>>>I've got a web browser control on a VFP form whose keypreview is set to .T. I've put code in the form's keypress and I've discovered that the code does not execute because of the web browser control. I've tested this scenario with another activeX control and the same thing happens. If I remove the activeX control, the form's keypress code fires.
>>>
>>>Has anyone encountered this and know of a workaround?
>>>
>>>What I'm trying to do is implement some keyboard shortcuts like F5 to refresh the content displayed in the web browser.
>>>
>>>TIA,
>>>Mike
>>
>>I found this message
Re: Function Key and Calendar Control Thread #
842812 Message #
842914 seems to be related.
>
>Thanks Naomi. Unfortunately the browser control does not have any key events that I can see to trap!

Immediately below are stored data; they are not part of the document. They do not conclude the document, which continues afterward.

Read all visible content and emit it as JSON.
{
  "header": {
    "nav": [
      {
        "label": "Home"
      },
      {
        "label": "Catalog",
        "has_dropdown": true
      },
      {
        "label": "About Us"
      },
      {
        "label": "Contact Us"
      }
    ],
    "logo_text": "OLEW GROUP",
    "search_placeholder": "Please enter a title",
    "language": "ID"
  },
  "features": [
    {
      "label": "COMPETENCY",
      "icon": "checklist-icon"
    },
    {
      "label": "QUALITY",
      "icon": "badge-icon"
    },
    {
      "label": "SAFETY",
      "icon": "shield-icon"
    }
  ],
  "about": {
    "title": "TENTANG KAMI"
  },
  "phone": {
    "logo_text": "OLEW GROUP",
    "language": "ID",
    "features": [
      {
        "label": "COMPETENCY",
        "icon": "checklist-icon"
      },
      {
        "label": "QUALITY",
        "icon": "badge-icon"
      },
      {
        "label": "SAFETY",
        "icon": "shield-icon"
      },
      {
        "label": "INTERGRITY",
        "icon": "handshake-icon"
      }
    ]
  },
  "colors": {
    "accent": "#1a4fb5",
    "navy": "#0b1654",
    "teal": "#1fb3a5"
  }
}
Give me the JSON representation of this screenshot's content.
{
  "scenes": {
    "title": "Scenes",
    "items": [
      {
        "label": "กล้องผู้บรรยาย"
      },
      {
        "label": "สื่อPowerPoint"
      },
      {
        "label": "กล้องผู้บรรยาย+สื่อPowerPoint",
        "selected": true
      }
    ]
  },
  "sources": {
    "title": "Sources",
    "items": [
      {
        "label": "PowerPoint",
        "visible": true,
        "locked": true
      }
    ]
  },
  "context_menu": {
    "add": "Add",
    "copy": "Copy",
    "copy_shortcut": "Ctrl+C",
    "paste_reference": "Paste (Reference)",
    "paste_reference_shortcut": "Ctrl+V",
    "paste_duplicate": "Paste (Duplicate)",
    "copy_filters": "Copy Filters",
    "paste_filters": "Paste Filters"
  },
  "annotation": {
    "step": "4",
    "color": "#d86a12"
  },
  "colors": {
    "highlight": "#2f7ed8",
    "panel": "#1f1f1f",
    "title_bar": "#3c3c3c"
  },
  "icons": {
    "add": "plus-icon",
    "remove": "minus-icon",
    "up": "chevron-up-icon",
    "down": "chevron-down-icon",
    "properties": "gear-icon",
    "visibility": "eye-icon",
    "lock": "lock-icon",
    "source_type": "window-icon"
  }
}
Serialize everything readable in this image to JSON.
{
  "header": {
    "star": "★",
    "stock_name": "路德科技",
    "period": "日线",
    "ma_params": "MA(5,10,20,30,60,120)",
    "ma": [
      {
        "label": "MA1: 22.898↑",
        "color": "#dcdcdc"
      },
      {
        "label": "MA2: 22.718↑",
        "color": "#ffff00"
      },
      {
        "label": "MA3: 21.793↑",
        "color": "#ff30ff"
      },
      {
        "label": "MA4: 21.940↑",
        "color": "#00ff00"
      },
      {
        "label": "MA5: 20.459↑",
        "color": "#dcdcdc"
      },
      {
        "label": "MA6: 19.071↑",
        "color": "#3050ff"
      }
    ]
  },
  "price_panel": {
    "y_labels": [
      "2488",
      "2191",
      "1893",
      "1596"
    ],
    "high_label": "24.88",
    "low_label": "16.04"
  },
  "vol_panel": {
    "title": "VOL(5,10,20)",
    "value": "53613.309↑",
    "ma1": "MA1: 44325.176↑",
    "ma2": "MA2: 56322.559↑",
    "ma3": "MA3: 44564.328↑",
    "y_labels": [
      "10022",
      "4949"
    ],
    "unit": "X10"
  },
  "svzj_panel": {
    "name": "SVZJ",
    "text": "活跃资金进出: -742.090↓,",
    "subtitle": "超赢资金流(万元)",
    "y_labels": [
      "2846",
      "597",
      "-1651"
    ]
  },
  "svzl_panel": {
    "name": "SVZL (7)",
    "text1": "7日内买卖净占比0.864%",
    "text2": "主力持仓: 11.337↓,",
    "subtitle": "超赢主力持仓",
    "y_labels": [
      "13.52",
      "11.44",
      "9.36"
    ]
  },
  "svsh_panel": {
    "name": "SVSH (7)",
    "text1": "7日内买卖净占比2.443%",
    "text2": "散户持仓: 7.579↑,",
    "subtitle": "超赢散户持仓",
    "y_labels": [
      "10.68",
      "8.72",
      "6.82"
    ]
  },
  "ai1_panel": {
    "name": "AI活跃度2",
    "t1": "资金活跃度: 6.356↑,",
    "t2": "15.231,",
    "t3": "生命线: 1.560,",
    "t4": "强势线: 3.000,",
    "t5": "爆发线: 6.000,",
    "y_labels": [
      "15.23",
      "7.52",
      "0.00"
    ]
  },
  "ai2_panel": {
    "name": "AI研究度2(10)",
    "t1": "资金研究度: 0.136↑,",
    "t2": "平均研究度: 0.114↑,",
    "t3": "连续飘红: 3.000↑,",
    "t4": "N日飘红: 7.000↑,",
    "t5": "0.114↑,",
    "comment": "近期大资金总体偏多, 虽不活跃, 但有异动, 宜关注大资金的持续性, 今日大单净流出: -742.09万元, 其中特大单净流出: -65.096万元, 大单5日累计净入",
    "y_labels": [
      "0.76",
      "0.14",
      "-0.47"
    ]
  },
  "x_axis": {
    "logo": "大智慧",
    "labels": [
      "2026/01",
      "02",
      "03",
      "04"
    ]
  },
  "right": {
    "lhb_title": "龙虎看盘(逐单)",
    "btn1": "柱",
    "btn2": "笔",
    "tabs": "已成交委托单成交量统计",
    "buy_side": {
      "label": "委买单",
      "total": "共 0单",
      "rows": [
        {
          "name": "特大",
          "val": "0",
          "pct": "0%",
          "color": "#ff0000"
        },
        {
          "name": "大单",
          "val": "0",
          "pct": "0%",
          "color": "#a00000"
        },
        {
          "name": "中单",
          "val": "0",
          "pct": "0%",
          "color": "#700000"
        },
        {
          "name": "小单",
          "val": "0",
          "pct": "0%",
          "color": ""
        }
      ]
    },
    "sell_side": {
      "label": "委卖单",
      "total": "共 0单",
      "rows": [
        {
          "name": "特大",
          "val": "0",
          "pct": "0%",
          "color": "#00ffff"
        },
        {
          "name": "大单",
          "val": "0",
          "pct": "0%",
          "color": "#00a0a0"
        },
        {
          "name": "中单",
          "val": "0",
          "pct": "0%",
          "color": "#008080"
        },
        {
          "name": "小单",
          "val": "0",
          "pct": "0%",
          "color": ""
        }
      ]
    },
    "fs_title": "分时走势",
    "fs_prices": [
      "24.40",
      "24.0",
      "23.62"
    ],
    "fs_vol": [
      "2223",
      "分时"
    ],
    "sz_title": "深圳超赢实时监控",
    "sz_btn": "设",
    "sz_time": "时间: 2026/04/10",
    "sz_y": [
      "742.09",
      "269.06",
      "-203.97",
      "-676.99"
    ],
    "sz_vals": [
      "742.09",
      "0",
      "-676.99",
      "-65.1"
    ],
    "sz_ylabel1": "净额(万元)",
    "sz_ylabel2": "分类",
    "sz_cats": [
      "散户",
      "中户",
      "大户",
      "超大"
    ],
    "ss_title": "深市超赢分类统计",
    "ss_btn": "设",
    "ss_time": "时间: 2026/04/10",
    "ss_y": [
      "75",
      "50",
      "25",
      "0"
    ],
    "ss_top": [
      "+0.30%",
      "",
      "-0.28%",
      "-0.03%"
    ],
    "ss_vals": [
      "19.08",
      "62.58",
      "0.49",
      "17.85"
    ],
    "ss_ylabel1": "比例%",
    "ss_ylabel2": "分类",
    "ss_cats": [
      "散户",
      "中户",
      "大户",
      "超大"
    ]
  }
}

But the document in it does. You may add
onContextMenu="rclick(event);" onChange="changed(this);"
or something of the kind to any element in the DOM of the document, and then have the Javascript functions pass the info to the browser control as a suitable URL that you can catch in oBrowser.Navigate() (because it's literally a
control that you control :). You set cancel=.f. so it doesn't actually go anywhere, it's just your callback function.
If the javascript functions and on* properties of the elements in the page aren't there, you can insert them invisibly when the page loads. It's under your control via DOM, you can set properties, insert text (visible or not), insert elements, hide and show... you run the show, you can add the script and make it be called, all in the two microjiffies between page load and actually letting the user see it.